Hmong: Ultimatum to Vietnam on Human Rights
Lawmakers in the United States have advanced a bill that will link together future US aid with improvements in Vietnam’s human rights record that currently sees Hmong and Degar-Montagnard communities marginalised and discriminated
Below is an article published by Agence France Presse:
US lawmakers moved forward Wednesday [8 February 2012] on a bill that would curb aid to Vietnam unless it improves its human rights record, raising concern over the treatment of dissidents and religious practitioners.
The proposal would block any increase in non-humanitarian US assistance beyond 2011 levels unless the State Department certifies that Vietnam has made "substantial progress" in respecting freedom of religion and expression and that the Hanoi government is working against human trafficking.
"It is imperative that the United States government send an unequivocal message to the Vietnamese regime that it must end its human rights abuses against its own citizens," Representative Chris Smith, a Republican from New Jersey who sponsored the bill, told a hearing.
A House subcommittee on human rights led by Smith approved the proposal with support from both major parties.

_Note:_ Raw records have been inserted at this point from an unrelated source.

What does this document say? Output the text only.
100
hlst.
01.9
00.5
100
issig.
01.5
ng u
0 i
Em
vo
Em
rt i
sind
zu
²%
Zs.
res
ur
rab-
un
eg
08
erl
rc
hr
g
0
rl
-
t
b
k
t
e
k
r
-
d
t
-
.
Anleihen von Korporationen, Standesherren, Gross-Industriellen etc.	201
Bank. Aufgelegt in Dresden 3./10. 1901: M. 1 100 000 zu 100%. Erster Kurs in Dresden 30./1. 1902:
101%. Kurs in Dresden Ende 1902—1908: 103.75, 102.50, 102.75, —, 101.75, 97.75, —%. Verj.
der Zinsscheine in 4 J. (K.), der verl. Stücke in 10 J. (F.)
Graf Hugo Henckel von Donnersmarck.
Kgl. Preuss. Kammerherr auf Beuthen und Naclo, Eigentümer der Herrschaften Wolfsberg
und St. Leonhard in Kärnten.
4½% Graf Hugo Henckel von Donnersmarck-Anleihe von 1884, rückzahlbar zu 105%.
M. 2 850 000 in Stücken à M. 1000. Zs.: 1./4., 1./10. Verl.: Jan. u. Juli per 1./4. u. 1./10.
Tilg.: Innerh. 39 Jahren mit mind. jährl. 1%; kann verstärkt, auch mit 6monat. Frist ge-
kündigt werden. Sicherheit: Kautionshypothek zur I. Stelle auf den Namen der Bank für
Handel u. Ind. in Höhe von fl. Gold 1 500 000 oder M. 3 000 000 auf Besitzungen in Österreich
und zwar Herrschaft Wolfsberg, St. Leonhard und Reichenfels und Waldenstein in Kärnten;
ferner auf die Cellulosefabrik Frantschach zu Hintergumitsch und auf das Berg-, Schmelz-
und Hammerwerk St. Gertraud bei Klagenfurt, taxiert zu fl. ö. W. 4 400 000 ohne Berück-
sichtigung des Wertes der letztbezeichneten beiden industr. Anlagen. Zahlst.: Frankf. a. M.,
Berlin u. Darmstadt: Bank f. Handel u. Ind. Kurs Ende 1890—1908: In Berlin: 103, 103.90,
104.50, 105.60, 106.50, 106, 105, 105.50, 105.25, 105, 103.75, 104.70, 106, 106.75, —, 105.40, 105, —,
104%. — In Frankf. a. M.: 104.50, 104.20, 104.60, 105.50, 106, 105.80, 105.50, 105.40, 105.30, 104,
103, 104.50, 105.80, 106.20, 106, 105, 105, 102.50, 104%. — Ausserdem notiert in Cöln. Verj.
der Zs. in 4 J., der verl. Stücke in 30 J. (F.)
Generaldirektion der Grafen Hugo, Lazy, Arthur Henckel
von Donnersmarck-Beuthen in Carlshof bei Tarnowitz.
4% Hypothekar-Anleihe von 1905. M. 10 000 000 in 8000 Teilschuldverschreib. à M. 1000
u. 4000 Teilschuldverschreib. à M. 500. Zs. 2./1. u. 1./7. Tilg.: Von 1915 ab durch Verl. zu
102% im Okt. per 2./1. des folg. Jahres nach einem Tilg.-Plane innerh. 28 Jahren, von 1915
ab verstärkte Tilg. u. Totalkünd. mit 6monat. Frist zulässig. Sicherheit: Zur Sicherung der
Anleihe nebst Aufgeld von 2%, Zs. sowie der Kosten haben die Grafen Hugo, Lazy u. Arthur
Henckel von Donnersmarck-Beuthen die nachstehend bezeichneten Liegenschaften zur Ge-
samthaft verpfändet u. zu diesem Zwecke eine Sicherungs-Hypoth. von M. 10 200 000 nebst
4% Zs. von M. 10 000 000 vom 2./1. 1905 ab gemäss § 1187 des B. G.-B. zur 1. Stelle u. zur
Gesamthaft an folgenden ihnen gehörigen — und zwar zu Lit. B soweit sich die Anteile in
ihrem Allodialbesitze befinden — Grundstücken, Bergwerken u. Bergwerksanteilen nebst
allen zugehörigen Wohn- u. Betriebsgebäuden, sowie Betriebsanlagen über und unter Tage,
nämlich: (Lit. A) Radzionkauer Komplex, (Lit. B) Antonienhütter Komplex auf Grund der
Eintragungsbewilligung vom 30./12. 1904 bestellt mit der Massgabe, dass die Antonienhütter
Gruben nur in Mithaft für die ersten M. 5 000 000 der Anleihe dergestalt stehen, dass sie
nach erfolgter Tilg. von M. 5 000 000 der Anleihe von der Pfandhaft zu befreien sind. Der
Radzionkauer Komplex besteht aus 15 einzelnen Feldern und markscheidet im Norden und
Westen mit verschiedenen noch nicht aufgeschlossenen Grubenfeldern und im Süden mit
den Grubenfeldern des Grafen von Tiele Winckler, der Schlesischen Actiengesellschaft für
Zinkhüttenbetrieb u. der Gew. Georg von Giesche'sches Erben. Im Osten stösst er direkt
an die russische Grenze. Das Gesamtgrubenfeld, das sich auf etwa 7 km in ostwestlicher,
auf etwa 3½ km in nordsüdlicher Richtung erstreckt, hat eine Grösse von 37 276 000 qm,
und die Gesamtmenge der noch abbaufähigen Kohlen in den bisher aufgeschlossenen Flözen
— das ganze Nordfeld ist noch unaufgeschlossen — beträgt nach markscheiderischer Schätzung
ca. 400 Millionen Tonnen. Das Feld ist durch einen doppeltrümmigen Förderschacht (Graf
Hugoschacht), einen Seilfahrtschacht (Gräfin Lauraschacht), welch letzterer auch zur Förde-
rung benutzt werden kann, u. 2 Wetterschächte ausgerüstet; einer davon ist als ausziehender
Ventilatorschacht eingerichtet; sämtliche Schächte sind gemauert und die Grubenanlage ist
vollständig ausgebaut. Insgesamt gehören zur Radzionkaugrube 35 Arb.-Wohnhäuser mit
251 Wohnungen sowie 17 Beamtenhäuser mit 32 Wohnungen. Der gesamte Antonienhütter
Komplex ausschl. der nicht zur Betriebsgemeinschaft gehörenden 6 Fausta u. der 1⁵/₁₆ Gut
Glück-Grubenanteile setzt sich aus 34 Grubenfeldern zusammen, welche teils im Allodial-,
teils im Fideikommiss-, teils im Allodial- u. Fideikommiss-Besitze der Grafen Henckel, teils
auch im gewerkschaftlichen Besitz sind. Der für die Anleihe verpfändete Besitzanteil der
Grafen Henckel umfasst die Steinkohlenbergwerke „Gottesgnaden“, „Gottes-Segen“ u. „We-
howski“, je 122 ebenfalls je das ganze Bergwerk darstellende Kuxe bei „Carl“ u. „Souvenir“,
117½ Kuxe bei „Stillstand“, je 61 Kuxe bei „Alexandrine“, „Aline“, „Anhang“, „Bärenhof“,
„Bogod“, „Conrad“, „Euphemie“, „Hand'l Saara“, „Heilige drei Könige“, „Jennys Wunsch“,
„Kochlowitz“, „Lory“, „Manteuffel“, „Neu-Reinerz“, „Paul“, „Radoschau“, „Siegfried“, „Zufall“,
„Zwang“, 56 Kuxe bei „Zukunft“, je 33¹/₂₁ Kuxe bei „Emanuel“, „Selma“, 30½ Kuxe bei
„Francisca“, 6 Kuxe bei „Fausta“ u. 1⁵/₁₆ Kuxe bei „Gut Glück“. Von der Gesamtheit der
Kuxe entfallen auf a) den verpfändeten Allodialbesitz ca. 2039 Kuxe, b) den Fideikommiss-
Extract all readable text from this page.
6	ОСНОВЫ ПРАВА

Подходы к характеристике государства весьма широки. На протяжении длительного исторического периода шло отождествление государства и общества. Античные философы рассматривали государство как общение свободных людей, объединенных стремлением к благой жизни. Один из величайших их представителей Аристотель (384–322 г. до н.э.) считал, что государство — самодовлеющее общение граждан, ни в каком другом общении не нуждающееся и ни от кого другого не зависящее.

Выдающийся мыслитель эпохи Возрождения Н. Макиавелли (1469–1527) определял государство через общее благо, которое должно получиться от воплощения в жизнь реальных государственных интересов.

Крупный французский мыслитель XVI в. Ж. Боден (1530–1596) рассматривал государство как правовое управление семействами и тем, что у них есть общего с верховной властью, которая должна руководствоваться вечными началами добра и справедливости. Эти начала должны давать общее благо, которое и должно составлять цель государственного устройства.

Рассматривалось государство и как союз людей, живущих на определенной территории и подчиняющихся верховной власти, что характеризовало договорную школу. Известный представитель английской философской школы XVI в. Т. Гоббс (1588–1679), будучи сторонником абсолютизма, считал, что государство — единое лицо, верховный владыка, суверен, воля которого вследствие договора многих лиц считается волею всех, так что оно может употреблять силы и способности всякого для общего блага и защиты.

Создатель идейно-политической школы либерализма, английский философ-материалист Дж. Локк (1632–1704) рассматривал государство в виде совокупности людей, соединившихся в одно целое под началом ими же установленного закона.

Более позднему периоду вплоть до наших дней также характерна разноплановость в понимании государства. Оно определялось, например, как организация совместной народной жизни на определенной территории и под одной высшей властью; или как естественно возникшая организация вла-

The bill still needs passage by the full House Foreign Affairs Committee, and then the full House and Senate.
The House has approved the bill twice in previous sessions, but it has died in the Senate.
The draft bill seeks Vietnam's release of prisoners detained "for their peaceful advocacy of religious freedom, democracy and human rights" including outspoken Catholic priest Nguyen Van Ly.
The proposal also voices concern about restrictions on press freedom and the treatment of Buddhist clergy and churches, including those of the minority Montagnard and Hmong ethnicities.
A Vietnamese woman, testifying last month to a House panel, accused Hanoi authorities of complicity in human trafficking after she was sent to a factory in Jordan where she said she worked day and night for little pay.
Vietnam and the United States have been building closer relations, putting aside bitter memories of war, amid friction between Hanoi and Beijing over territorial claims in the South China Sea.
President Barack Obama's administration has repeatedly called on Vietnam to address human rights concerns, although it has also pushed ahead with greater cooperation with Hanoi including in military exchanges.
The US Agency for International Development said that the United States provided $134 million for Vietnam in the 2010 fiscal year, more than half of it devoted to improving health and child survival. The agency requested $125 million for 2012.